New products are always great for studying cultural mechanics, as they enter the ecosystem as a blank slate and we can watch how they gain value over time. For Oleato, the actual flavor is only one mere value. What also will matter is whether drinking it says something about you to others. And as this innovation becomes a convention, we'll judge it on how it progresses over time. If it becomes hot for a brief moment and then disappears, we can value it as an epoch-marking fad. If it catches on and becomes a permanent part of the menu, it becomes a new custom alongside cafe lattes and hand-drip. But just as likely is that Oleato takes on the permanent anti-cachet of Crystal Pepsi.

Continued Narrative: The End of Internet Content

Back in the halcyon days of clickbait, editors added seductive titles to boring articles to run up audience numbers. Freddie DeBoer frets about the latest stage of clickbait, where video titles promise intriguing developments but… nothing happens. For example, in a video called “When that submarine comes out.” a submarine never comes out. Before Gladwell commandeered the term, “tipping point” denoted the moment of system collapse, and DeBoer’s essay suggests that we’ve gone into a world where algorithms are excited to promote hollow videos that generate short-term views without caring much about how this discourages long-term usage. But have we really reached a dead end? “The internet is like a person you know who you think can’t possibly stoop any lower, and then manages to pull it off, over and over again.”

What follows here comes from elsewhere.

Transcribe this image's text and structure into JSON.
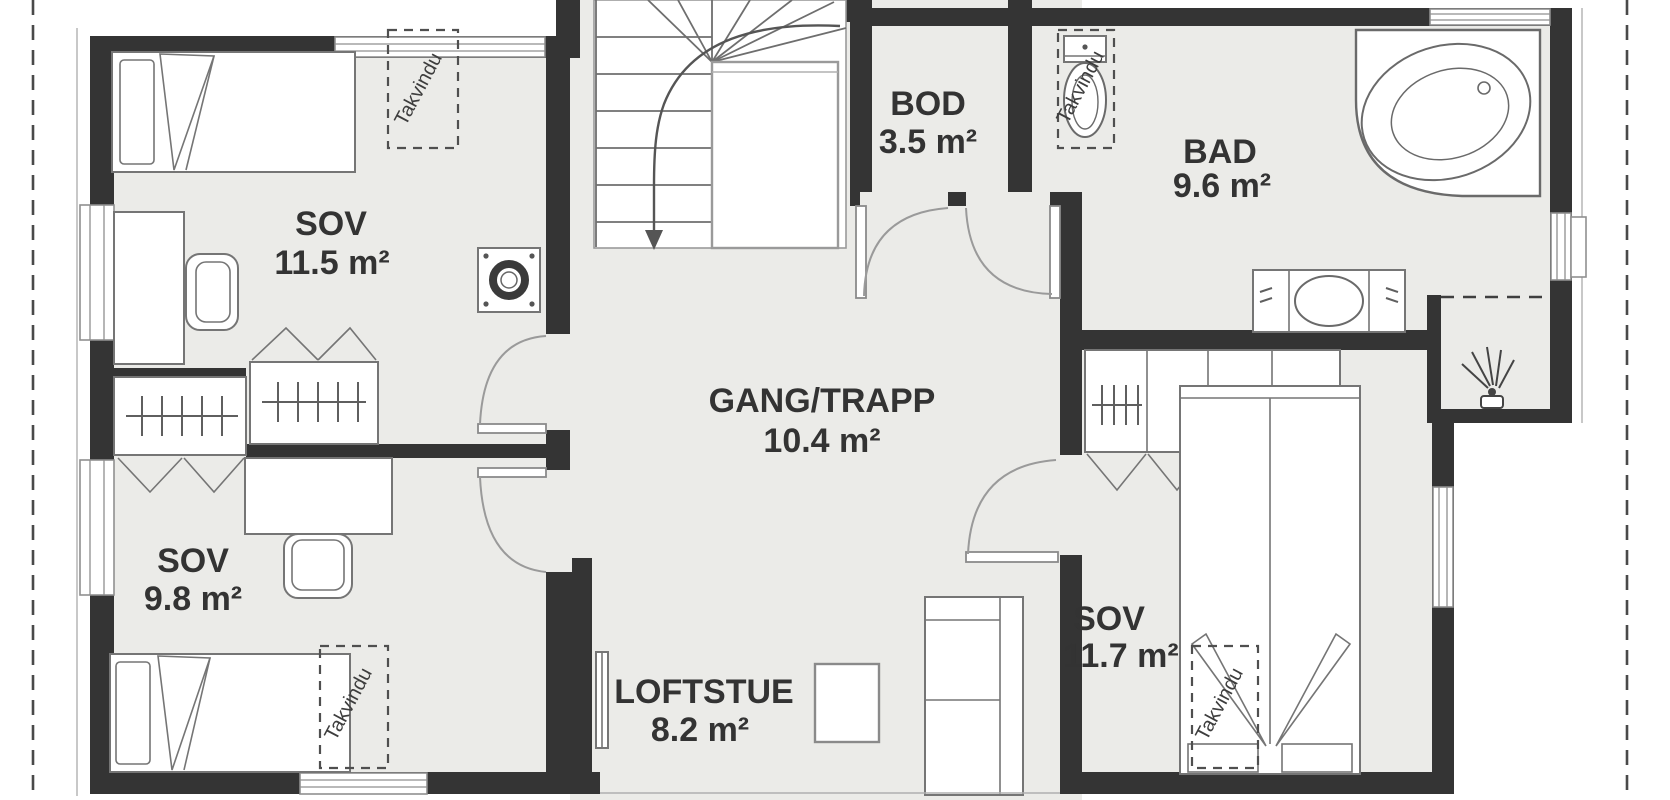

Canon Changes: Gravity’s Rainbow as Postmodernist Relic

Ted Gioia wrote on the 50th anniversary of Thomas Pynchon's Gravity's Rainbow — a book that has become even more "prickly" now that "readers forget what it is like to grapple with deliberately difficult works." The canon — that established body of artworks from the past we continue to teach into the future — is never permanent, but shifts based on the latest turns in contemporary art. Works that have ceased to be influential tend to drop out. Gioia suggests that difficult authors like Pynchon and Wiliam Gaddis were the end-point of high-modernism, and their difficulty itself is no longer valued (or even fetishized). That being said, I assume Pynchon will endure, because in teaching literature he will always be one of the best to represent "postmodernism" as a style (although classes will surely assign The Crying of Lot 49 instead of making everyone slog through GR.)

What I can’t imagine is that 22 year-olds feel the pressure to read Gravity’s Rainbow the way I did at that age. It took me three attempts and probably nine+ months to get through it; will people really do this in a world where a 90 second video feels like the longest video of all time?